The most important labor debate in the country right now isn’t the minimum wage issue that President Obama spent so much time on in his SOTU speech this week. Rather, it is a fascinating fight that’s going on at a VW plant in Chattanooga, Tennessee, over whether or not there will be a German style “works council” at the factory, an old style branch of the U.A.W, or no organized labor movement at all.
It’s a deeply psychological fight that has created some surprising alliances and rifts, and may herald an entirely new way to think about labor relations and economic development in this country. As everyone knows, American unions and American management are like oil and water—in the U.S., shareholder capitalism has always had little regard for the ownership rights of workers, and (perhaps as a result) organized labor has always been militant and difficult. Management squeezes, and labor pushes. While unions in the U.S. have been modernizing and adapting to globalization and outsourcing in recent years, which has resulted in concessions that would have been unheard of even a decade or two ago, the idea that management and labor could work together to come up with the best way to run a company has been a completely foreign idea.
In fact, it’s a German idea. As Time has covered in numerous stories, Germany’s more inclusive system of “stakeholder capitalism,” in which management, owners, labor, and even civic leaders all have places on the board and a say in corporate strategy, has resulted in better growth and lower unemployment since the Great Recession and recovery. Basically, giving everyone a say makes it easier to create job-saving compromises. I think it’s an idea that should have legs here in the U.S.
The question is whether we can adapt to such a radical labor relations shift.

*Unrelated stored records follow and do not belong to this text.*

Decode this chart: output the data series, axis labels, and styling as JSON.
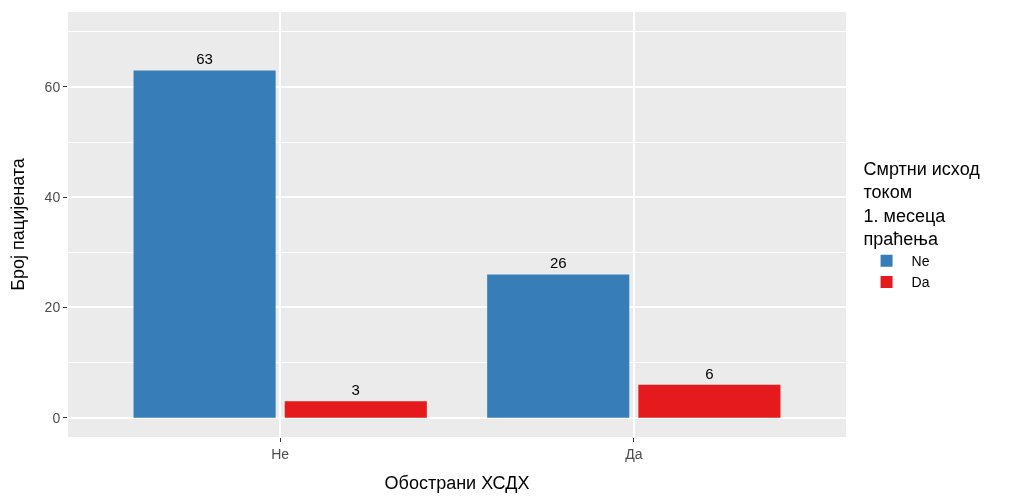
{
  "chart_data": {
    "type": "bar",
    "xlabel": "Обострани ХСДХ",
    "ylabel": "Број пацијената",
    "legend_title": "Смртни исход\nтоком\n1. месеца\nпраћења",
    "categories": [
      "Не",
      "Да"
    ],
    "series": [
      {
        "name": "Ne",
        "color": "#377eb8",
        "values": [
          63,
          26
        ]
      },
      {
        "name": "Da",
        "color": "#e41a1c",
        "values": [
          3,
          6
        ]
      }
    ],
    "ylim": [
      -3.5,
      73.6
    ],
    "yticks": [
      0,
      20,
      40,
      60
    ],
    "grid": true,
    "legend": "right",
    "data_labels": true
  }
}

The UAW has been trying to unionize the South, so far unsuccessfully. Surprisingly, VW executives in Tennessee are now open to the idea of having a voice for labor–but it seems that they want it to more closely resemble the German style system, rather than an old style American union system. (For a good round-up of the facts, see the New York Times coverage of the issue.)
The UAW understandably wants to make sure that a works council isn’t just a quick and dirty way around real labor representation. What the whole thing underscores is that in the U.S., management is from Mars, and labor is from Venus. It’s time for a new system. I’ll be doing some reporting on what’s happen in Tennessee in the coming weeks, and blog about what it might mean for growth, jobs, salaries, and the labor share of the pie.